I also felt compelled to draw attention to the trees lining Anzac Parade for my mother’s sake. She would have wept to see what has befallen so many trees. They really were trees of life to her.
Apart from their highly significant environmental value, trees have symbolic status for us – they have been important in this country in the formation of our national identity, for example, the Burke and Wills Dig tree near Innamincka and the Explorers Tree in the Blue Mountains. Royalty, politicians and local dignitaries, plant trees on special occasions as a symbolic gesture, the meaning of which differs in different situations – such as a sense of connectedness or wisdom or power. It is not surprising therefore that our forefathers had the vision to use the already maturing trees along this road as the basis to form a commemorative site to honour those men and women who fought for us in the war to end all wars.

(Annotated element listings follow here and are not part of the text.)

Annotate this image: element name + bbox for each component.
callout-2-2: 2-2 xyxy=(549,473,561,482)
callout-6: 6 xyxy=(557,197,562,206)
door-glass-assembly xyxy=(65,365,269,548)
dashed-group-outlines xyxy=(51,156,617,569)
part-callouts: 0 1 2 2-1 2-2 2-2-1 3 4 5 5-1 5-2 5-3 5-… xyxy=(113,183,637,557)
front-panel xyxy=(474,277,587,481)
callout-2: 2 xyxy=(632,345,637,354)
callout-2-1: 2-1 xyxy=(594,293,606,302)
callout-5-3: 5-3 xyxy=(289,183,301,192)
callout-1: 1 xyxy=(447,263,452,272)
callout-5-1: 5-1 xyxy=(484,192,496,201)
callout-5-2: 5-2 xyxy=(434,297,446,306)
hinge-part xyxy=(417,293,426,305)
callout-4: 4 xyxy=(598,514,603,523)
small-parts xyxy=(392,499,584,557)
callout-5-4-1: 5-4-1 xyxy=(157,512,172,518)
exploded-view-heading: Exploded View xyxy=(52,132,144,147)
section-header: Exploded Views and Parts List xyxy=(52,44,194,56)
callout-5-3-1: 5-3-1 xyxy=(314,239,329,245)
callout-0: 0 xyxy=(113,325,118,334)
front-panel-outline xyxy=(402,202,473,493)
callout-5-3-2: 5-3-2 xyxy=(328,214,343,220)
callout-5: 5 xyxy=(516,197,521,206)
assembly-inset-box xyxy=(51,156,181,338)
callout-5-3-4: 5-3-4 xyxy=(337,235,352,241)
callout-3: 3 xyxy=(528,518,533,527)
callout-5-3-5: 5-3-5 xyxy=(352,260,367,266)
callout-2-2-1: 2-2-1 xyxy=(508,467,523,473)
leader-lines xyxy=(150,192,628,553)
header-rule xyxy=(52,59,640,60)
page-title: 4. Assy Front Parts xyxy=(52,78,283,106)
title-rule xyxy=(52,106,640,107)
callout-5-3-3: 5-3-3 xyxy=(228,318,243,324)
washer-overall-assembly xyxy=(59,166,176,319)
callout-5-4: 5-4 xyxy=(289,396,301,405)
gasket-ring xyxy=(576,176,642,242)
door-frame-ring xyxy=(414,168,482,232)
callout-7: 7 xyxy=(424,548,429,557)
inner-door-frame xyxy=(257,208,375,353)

Remembrance involves respect and care. We should take care to preserve this commemorative avenue of trees, not only for its intrinsic values and heritage but more importantly to respect the memory of the people who went to war on our behalf. We must let this avenue stand for future generations as a reminder of all those Australians who endured unspeakable experiences in World War One and of the many who did not return. Photo of snaking tram
It is very sad to see the light rail snaking its way between those trees still standing, the trams emblazoned and enveloped with gross and ugly advertising. I am reminded of William Blake’s words – ‘The tree which moves some to tears of joy is in the eyes of others only a green thing which stands in the way. As a man is...so he sees.’